At that point, Leite, whose father was born in Portugal, had never visited the country. Although he loved his grandmother’s cooking, none of her recipes had been recorded before she died. Leite realized how important it is to preserve one’s heritage and he wanted to honor her memory.

“I submitted a query letter to several newspapers pitching the idea of an article about Portugal and its cuisine,” he said. It wound up in the New York Times.Eventually he was approached by a New York publisher to write a Portuguese cookbook. Along with Jean Anderson’s The Food of Portugal, The New Portuguese Table is considered the essential book on the cuisine.

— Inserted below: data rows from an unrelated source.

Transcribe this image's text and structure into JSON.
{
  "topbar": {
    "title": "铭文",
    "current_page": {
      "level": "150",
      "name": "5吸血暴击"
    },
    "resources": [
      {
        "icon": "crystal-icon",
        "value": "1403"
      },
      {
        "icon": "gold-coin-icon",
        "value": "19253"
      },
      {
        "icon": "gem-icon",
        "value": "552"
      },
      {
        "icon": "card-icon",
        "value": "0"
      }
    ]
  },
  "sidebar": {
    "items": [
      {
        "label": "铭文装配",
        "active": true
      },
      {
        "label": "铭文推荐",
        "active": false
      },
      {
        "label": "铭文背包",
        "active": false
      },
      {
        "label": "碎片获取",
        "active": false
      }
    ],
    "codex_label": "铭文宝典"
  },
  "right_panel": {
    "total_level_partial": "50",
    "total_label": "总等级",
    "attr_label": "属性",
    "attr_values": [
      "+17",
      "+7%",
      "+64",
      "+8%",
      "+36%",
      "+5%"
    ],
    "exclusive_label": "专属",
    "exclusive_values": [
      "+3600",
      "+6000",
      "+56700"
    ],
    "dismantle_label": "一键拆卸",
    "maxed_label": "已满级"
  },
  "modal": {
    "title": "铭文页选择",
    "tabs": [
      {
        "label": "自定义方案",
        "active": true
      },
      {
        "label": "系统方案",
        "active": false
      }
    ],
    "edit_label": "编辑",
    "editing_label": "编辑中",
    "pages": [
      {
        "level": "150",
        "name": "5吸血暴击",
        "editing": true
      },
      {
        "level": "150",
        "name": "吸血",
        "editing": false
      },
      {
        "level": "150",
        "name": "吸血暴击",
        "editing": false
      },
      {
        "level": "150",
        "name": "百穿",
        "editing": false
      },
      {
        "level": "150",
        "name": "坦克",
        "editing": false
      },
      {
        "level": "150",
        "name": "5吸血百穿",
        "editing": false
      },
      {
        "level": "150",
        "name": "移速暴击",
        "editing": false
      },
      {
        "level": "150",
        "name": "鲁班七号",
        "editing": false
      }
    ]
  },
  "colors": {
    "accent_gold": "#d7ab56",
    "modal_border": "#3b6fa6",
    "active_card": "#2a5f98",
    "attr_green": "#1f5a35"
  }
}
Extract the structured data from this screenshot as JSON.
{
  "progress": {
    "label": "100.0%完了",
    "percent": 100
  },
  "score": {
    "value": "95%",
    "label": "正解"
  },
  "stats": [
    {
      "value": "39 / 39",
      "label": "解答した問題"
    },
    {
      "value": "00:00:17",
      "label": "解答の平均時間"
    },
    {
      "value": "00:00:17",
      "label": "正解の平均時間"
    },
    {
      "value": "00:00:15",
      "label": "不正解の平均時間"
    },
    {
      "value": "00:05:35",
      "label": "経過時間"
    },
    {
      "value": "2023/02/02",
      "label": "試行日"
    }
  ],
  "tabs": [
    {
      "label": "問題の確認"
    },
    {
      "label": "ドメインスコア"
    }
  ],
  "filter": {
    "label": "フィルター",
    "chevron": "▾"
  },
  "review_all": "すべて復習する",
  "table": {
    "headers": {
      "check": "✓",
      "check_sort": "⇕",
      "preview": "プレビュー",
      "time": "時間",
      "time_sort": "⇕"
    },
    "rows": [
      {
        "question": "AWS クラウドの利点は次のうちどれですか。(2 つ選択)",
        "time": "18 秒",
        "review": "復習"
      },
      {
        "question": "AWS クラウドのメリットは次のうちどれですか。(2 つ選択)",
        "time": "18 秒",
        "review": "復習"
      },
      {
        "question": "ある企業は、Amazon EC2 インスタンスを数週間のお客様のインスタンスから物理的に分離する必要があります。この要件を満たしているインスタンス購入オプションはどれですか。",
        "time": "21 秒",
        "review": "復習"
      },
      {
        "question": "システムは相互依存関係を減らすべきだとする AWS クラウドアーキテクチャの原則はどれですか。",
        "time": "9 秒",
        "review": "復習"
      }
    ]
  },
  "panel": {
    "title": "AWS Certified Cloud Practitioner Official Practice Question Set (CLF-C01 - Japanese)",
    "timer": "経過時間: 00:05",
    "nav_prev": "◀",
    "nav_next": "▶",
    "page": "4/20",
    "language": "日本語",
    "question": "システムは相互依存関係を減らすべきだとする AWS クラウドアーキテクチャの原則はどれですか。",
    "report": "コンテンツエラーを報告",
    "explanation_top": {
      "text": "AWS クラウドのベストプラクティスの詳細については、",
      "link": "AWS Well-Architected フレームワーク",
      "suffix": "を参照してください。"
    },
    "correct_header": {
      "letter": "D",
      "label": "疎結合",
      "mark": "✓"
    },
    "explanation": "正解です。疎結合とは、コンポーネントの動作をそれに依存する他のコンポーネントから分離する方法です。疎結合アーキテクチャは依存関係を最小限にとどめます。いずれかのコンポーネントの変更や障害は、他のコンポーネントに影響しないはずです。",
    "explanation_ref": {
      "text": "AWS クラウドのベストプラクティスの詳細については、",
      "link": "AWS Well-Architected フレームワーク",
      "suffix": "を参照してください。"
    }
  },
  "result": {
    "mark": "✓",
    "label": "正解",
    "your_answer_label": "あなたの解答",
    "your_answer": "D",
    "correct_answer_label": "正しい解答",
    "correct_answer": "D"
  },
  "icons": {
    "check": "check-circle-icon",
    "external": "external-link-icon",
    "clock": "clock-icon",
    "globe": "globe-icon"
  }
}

Leite is about to publish his second book and it is a departure for him. It is called Notes on a Banana: A Memoir of Food, Love, and Manic Depression.

“It’s
a book about being gay, bipolar, loving food, and my search for comfort. I wasn’t properly diagnosed (as being bipolar) until I was 35. I grew up knowing something wasn’t right. I was terribly depressed and anxious - only the hours I spent watching Julia Childs made me feel calm. I wound up writing a piece about that for Julia Child’s hundredth birthday. The book has about 10 recipes that were instrumental in my life story.”

Once the book is published Leite has plans for a new cookbook based on his website.

Meanwhile he will appear at the Women’s Forum in Litchfield on Thursday, October 6th, 2:30 PM at the Litchfield Community Center. He will discuss his heritage, his love for food, his new book and offer samples of his cooking.